American projectionist, cameraman, producer

Charles Webster was an employee of the Holland brothers who subsequently toured with Kinetoscopes in the company of James White. When the Kinetoscope business began to tail off in late 1895 White and Webster sold their machines and the latter entered Edison's employ. There he met his future business partner, Edmund Kuhn, whose wife was employed at West Orange hand colouring Annabelle's dances and the like. With the arrival of the Vitascope and projected Edison film, Edison agents Raff and Gammon were keen to try out the European market and sent Webster with a Vitascope to London on 22 April.

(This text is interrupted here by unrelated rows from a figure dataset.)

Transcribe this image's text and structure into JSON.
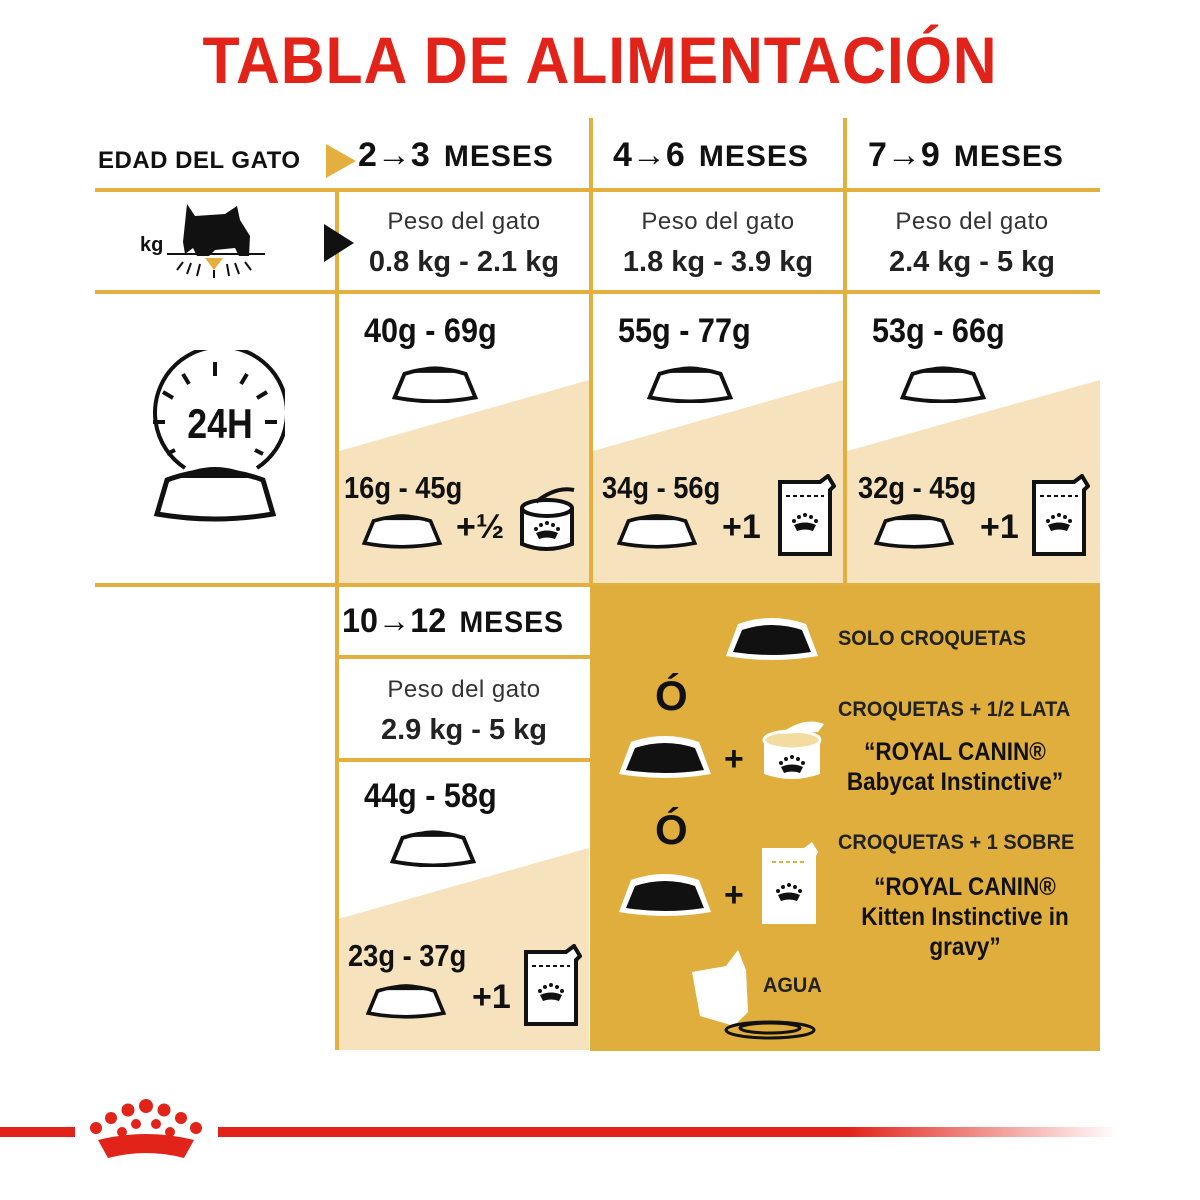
{
  "title": "TABLA DE ALIMENTACIÓN",
  "row_label": "EDAD DEL GATO",
  "kg_label": "kg",
  "clock_label": "24H",
  "unit": "MESES",
  "columns": [
    {
      "range": "2→3",
      "weight_label": "Peso del gato",
      "weight": "0.8 kg - 2.1 kg",
      "dry": "40g - 69g",
      "mixed": "16g - 45g",
      "extra": "+½",
      "wet_type": "can"
    },
    {
      "range": "4→6",
      "weight_label": "Peso del gato",
      "weight": "1.8 kg - 3.9 kg",
      "dry": "55g - 77g",
      "mixed": "34g - 56g",
      "extra": "+1",
      "wet_type": "pouch"
    },
    {
      "range": "7→9",
      "weight_label": "Peso del gato",
      "weight": "2.4 kg - 5 kg",
      "dry": "53g - 66g",
      "mixed": "32g - 45g",
      "extra": "+1",
      "wet_type": "pouch"
    },
    {
      "range": "10→12",
      "weight_label": "Peso del gato",
      "weight": "2.9 kg - 5 kg",
      "dry": "44g - 58g",
      "mixed": "23g - 37g",
      "extra": "+1",
      "wet_type": "pouch"
    }
  ],
  "legend": {
    "solo": "SOLO CROQUETAS",
    "or": "Ó",
    "plus": "+",
    "opt2_title": "CROQUETAS + 1/2 LATA",
    "opt2_product": "“ROYAL CANIN® Babycat Instinctive”",
    "opt3_title": "CROQUETAS + 1 SOBRE",
    "opt3_product": "“ROYAL CANIN® Kitten Instinctive in gravy”",
    "water": "AGUA"
  },
  "colors": {
    "brand_red": "#e2231a",
    "gold": "#e3b040",
    "beige": "#f6e3bd",
    "panel": "#e0ae3c"
  }
}
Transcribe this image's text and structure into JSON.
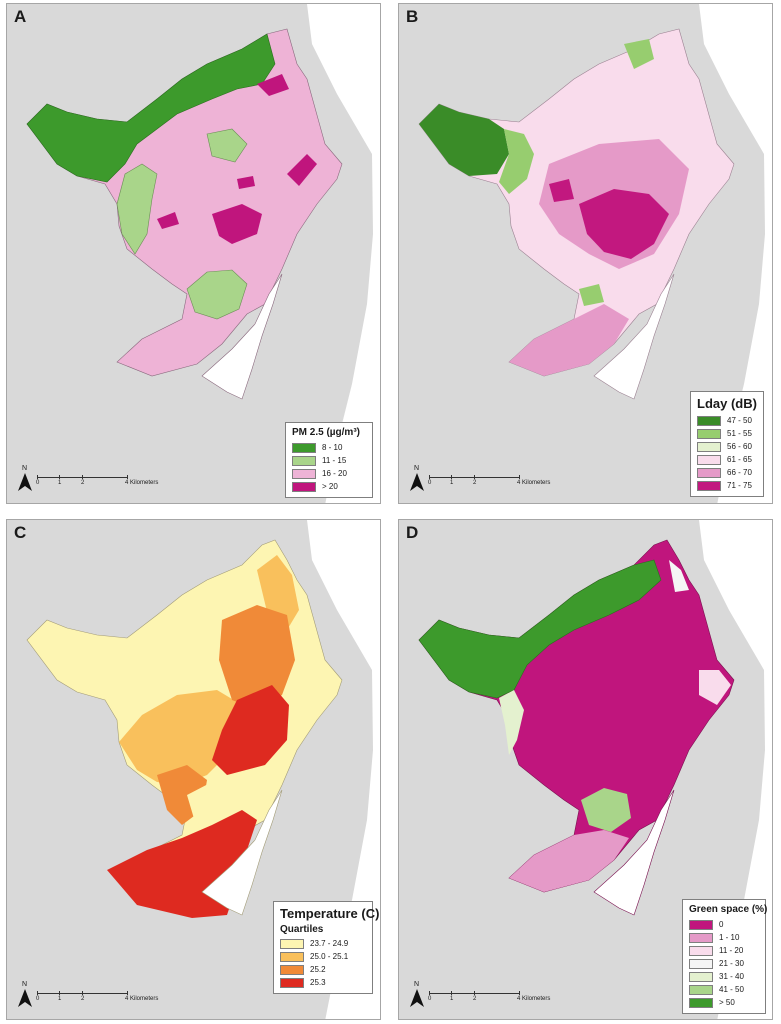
{
  "panels": [
    {
      "id": "A",
      "legend": {
        "title": "PM 2.5 (µg/m³)",
        "subtitle": "",
        "items": [
          {
            "label": "8 - 10",
            "color": "#3d9a2c"
          },
          {
            "label": "11 - 15",
            "color": "#a9d58a"
          },
          {
            "label": "16 - 20",
            "color": "#eeb3d6"
          },
          {
            "label": "> 20",
            "color": "#c0157d"
          }
        ]
      }
    },
    {
      "id": "B",
      "legend": {
        "title": "Lday (dB)",
        "subtitle": "",
        "items": [
          {
            "label": "47 - 50",
            "color": "#3a8c28"
          },
          {
            "label": "51 - 55",
            "color": "#97cd6f"
          },
          {
            "label": "56 - 60",
            "color": "#e4f1cf"
          },
          {
            "label": "61 - 65",
            "color": "#f9dcec"
          },
          {
            "label": "66 - 70",
            "color": "#e59ac8"
          },
          {
            "label": "71 - 75",
            "color": "#c2187f"
          }
        ]
      }
    },
    {
      "id": "C",
      "legend": {
        "title": "Temperature (C)",
        "subtitle": "Quartiles",
        "items": [
          {
            "label": "23.7 - 24.9",
            "color": "#fdf5b2"
          },
          {
            "label": "25.0 - 25.1",
            "color": "#f9c05c"
          },
          {
            "label": "25.2",
            "color": "#f08a38"
          },
          {
            "label": "25.3",
            "color": "#de2a20"
          }
        ]
      }
    },
    {
      "id": "D",
      "legend": {
        "title": "Green space (%)",
        "subtitle": "",
        "items": [
          {
            "label": "0",
            "color": "#c0157d"
          },
          {
            "label": "1 - 10",
            "color": "#e59ac8"
          },
          {
            "label": "11 - 20",
            "color": "#f9dcec"
          },
          {
            "label": "21 - 30",
            "color": "#f5f5f5"
          },
          {
            "label": "31 - 40",
            "color": "#e4f1cf"
          },
          {
            "label": "41 - 50",
            "color": "#a9d58a"
          },
          {
            "label": "> 50",
            "color": "#3d9a2c"
          }
        ]
      }
    }
  ],
  "north_label": "N",
  "scale": {
    "ticks": [
      "0",
      "1",
      "2"
    ],
    "end_label": "4 Kilometers"
  },
  "colors": {
    "sea": "#d9d9d9",
    "boundary": "#6e6e6e",
    "land_white": "#ffffff"
  }
}
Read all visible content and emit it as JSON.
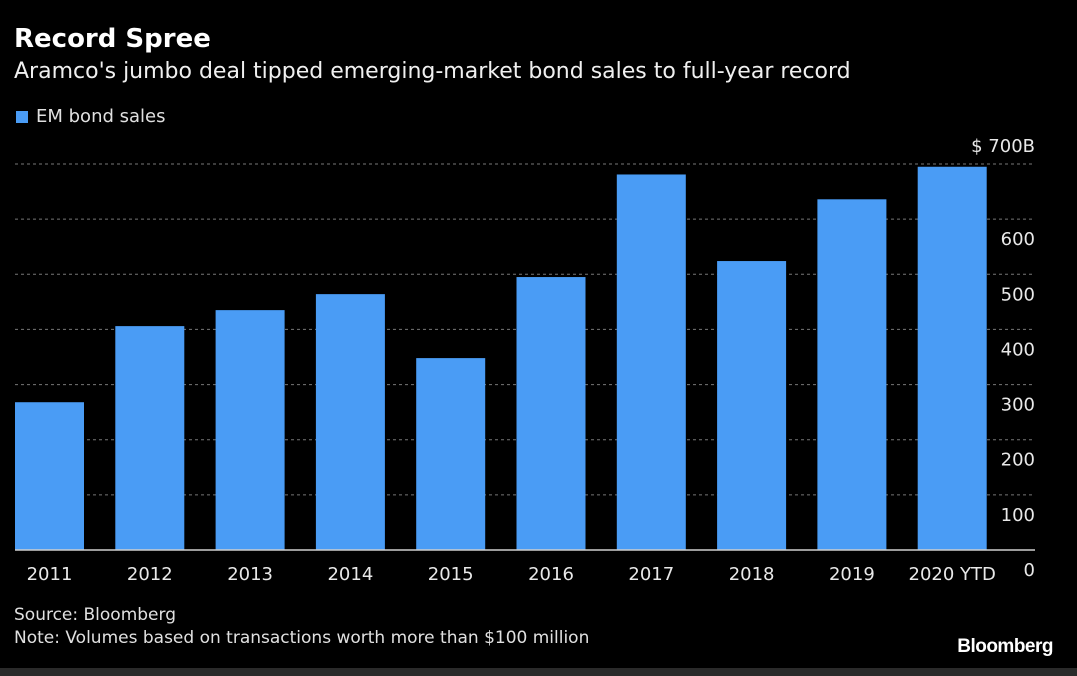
{
  "chart_data": {
    "type": "bar",
    "title": "Record Spree",
    "subtitle": "Aramco's jumbo deal tipped emerging-market bond sales to full-year record",
    "categories": [
      "2011",
      "2012",
      "2013",
      "2014",
      "2015",
      "2016",
      "2017",
      "2018",
      "2019",
      "2020 YTD"
    ],
    "series": [
      {
        "name": "EM bond sales",
        "values": [
          268,
          406,
          435,
          464,
          348,
          495,
          681,
          524,
          636,
          695
        ],
        "color": "#4a9cf5"
      }
    ],
    "xlabel": "",
    "ylabel": "",
    "ylim": [
      0,
      700
    ],
    "yticks": [
      0,
      100,
      200,
      300,
      400,
      500,
      600,
      700
    ],
    "ytick_labels": [
      "0",
      "100",
      "200",
      "300",
      "400",
      "500",
      "600",
      "$ 700B"
    ],
    "y_axis_side": "right",
    "grid": true,
    "legend_position": "top-left"
  },
  "footer": {
    "source": "Source: Bloomberg",
    "note": "Note: Volumes based on transactions worth more than $100 million",
    "logo": "Bloomberg"
  },
  "colors": {
    "background": "#000000",
    "bar": "#4a9cf5",
    "grid": "#777777"
  }
}
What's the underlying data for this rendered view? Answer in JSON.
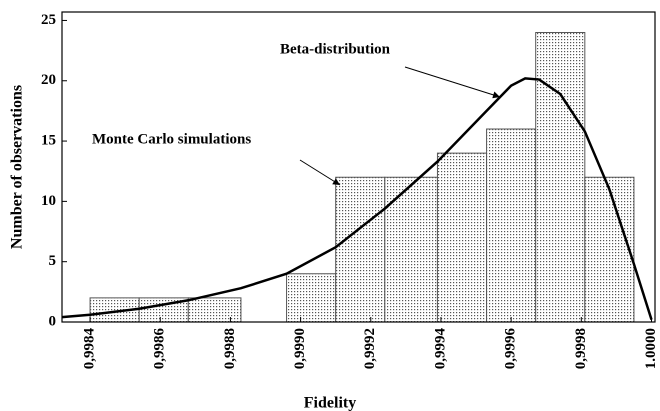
{
  "chart_data": {
    "type": "histogram",
    "x_label": "Fidelity",
    "y_label": "Number of observations",
    "bins": [
      0.9984,
      0.99854,
      0.99868,
      0.99883,
      0.99896,
      0.9991,
      0.99924,
      0.99939,
      0.99953,
      0.99967,
      0.99981,
      0.99995
    ],
    "values": [
      2,
      2,
      2,
      0,
      4,
      12,
      12,
      14,
      16,
      24,
      12
    ],
    "color": "#555555",
    "line": {
      "color": "#000000",
      "x": [
        0.99832,
        0.9984,
        0.99854,
        0.99868,
        0.99883,
        0.99896,
        0.9991,
        0.99924,
        0.99939,
        0.99953,
        0.9996,
        0.99964,
        0.99968,
        0.99974,
        0.99981,
        0.99988,
        0.99995,
        1.0
      ],
      "values": [
        0.4,
        0.6,
        1.1,
        1.8,
        2.8,
        4.0,
        6.2,
        9.4,
        13.3,
        17.5,
        19.6,
        20.2,
        20.1,
        18.9,
        15.8,
        11.0,
        4.8,
        0.2
      ]
    },
    "annotations": [
      "Beta-distribution",
      "Monte Carlo simulations"
    ],
    "xlim": [
      0.99832,
      1.00001
    ],
    "ylim": [
      0,
      25.7
    ],
    "xticks": [
      {
        "value": 0.9984,
        "label": "0,9984"
      },
      {
        "value": 0.9986,
        "label": "0,9986"
      },
      {
        "value": 0.9988,
        "label": "0,9988"
      },
      {
        "value": 0.999,
        "label": "0,9990"
      },
      {
        "value": 0.9992,
        "label": "0,9992"
      },
      {
        "value": 0.9994,
        "label": "0,9994"
      },
      {
        "value": 0.9996,
        "label": "0,9996"
      },
      {
        "value": 0.9998,
        "label": "0,9998"
      },
      {
        "value": 1.0,
        "label": "1.0000"
      }
    ],
    "yticks": [
      0,
      5,
      10,
      15,
      20,
      25
    ]
  }
}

In London Webster met magician Paul Cinquevalli who had been interested in acquiring the English and French rights to the Vitascope before he saw the competition offered by Lumière. Webster reported on what he saw, that there were machines already in operation, and gave praise in particular to the Lumière Cinématographe then on show at the Empire ('they have no colors, prize fights or dancers, yet are received with cheers nightly') He began touring Europe, with only moderate success. Webster left the Vitascope Company in late 1896 and formed the Cinographoscope Company, marketing an eponymous projector, and almost simultaneously formed the International Film Company with Edmund Kuhn. The company immediately began production of its own, as well as selling duped Edison titles. It also marketed its Projectograph projector, a cheap and popular machine (Edwin S. Porter took one with him to Jamaica in 1897). Minor players in the burgeoning film production scene, the International Film Company's best known work was the Horitz Passion Play, exhibited by Klaw and Erlanger in late 1897. A cheerful advertising film Dewars Scotch Whisky (1897) is a surviving example of the company's output. Many of their films were simple actualities or copies of other companies' hits, and the company went out of business in 1898.